Point guard AJ Hoggard, who was in Birmingham, Alabama, with Byington, offered some of his insight on the process of getting to know a brand-new team.
“It was a big adjustment for all of us,” Hoggard said. “I kind of had to grow in my own way and get to know these guys quicker than normal. It was good for all of us to get to understand each other and figure it out as we go.”
This level of change — Vanderbilt brought in 11 transfers to replace the nine it lost — is not unfamiliar territory in the current landscape of college athletics, and Byington knows that, too.
“It’s the nature of college athletics right now. [If] there’s a coaching change, the natural evolution is that guys [will] put their name in the transfer portal,” Byington said. “It did help us on the other end: If we didn’t have the transfer portal, we wouldn’t have a team right now.”
The emergence of the transfer portal, and its increased usage every year, has allowed programs like Vanderbilt to turn around and compete immediately.
“If I brought in a grad transfer and said, ‘Look, we’re going to build for the future,’ that’s unfair to them,” Byington said. “There is going to be a building process, but we’re not afforded that right now. We can’t make excuses right now and say that it’s gonna take time. We’ve got to try to be as good as we possibly can right now.”

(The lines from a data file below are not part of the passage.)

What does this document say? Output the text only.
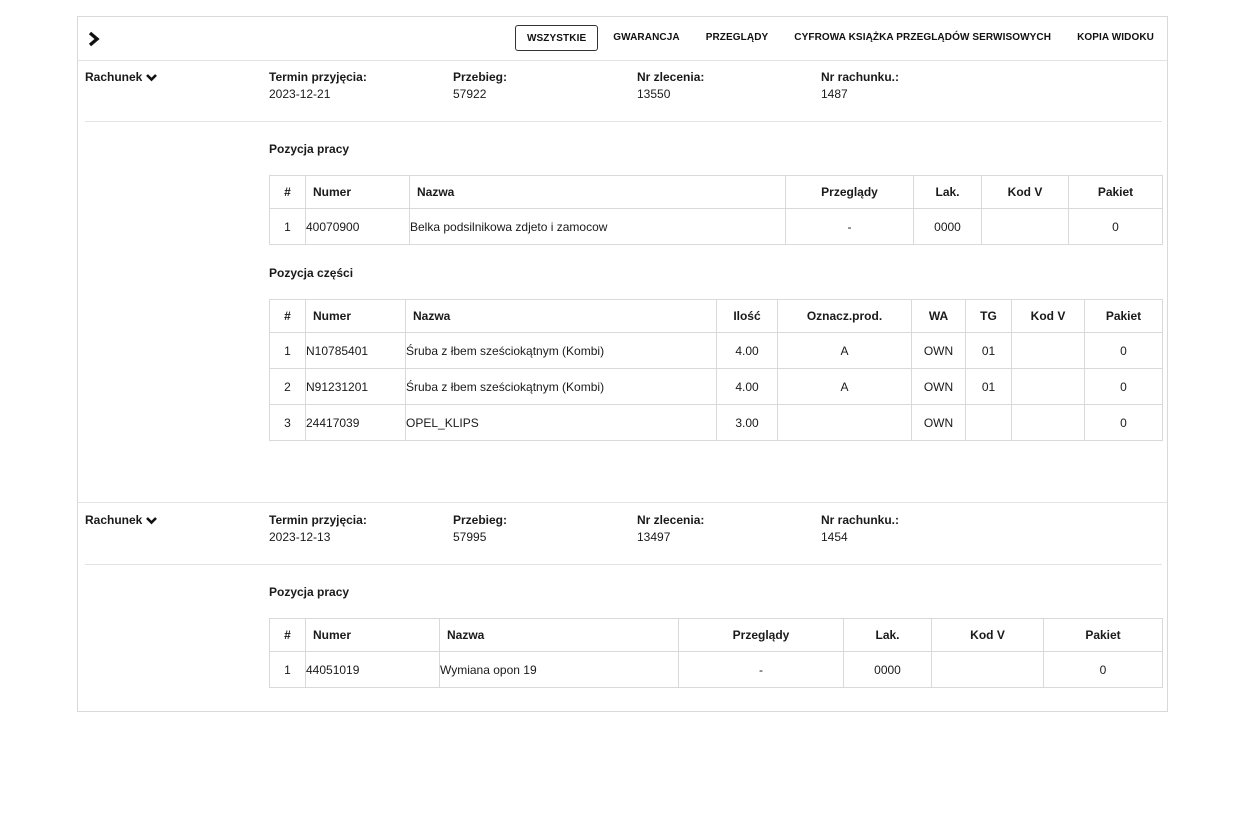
WSZYSTKIE	GWARANCJA	PRZEGLĄDY	CYFROWA KSIĄŻKA PRZEGLĄDÓW SERWISOWYCH	KOPIA WIDOKU
Rachunek	Termin przyjęcia:
2023-12-21
Przebieg:
57922
Nr zlecenia:
13550
Nr rachunku.:
1487
Pozycja pracy
#	Numer	Nazwa	Przeglądy	Lak.	Kod V	Pakiet
1	40070900	Belka podsilnikowa zdjeto i zamocow	-	0000		0
Pozycja części
#	Numer	Nazwa	Ilość	Oznacz.prod.	WA	TG	Kod V	Pakiet
1	N10785401	Śruba z łbem sześciokątnym (Kombi)	4.00	A	OWN	01		0
2	N91231201	Śruba z łbem sześciokątnym (Kombi)	4.00	A	OWN	01		0
3	24417039	OPEL_KLIPS	3.00		OWN			0
Rachunek	Termin przyjęcia:
2023-12-13
Przebieg:
57995
Nr zlecenia:
13497
Nr rachunku.:
1454
Pozycja pracy
#	Numer	Nazwa	Przeglądy	Lak.	Kod V	Pakiet
1	44051019	Wymiana opon 19	-	0000		0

The public hasn’t put a lot of faith into Vanderbilt’s program in this first year of Byington’s quasi-rebuild, and neither has the media. In fact, the Commodores were picked to finish dead last in the SEC in the Preseason Media Poll earlier this week. Byington, through all of his experience, won’t let that phase him.
“I just heard on the way down here this morning that we were picked last on the way down this morning,” Byington said. “This is my 12th year as a head coach, and I’ve been picked every single place possible. It’s not normally right, and there’s gonna be a lot of things decided between now and then. It’s not something that we are going to get caught up in.”
Byington also offered some insight into his fast-paced and high-octane offense that he’s picked up through coaching experience and by watching professional basketball, both domestically in the NBA and in international competitions.
“The first thing you’ll notice when you watch my team is the pace,” Byington said. “Right now, we’re probably playing faster than I ever have. At the same time, too, we’re gonna try to take care of the ball, get the right shot, play together [and] play the right way.”
He knows that the Commodores won’t have it easy in one of the country’s premier conferences.
“Everybody’s good. Everybody’s all-in and everybody’s committed,” Byington said. “You can sit here and run from it or you can try to embrace it and try to do the best you can.”
Vanderbilt Men’s Basketball will tip its season off in just over two weeks when it takes on the University of Maryland Eastern Shore on Nov. 4 at 7 p.m. CST.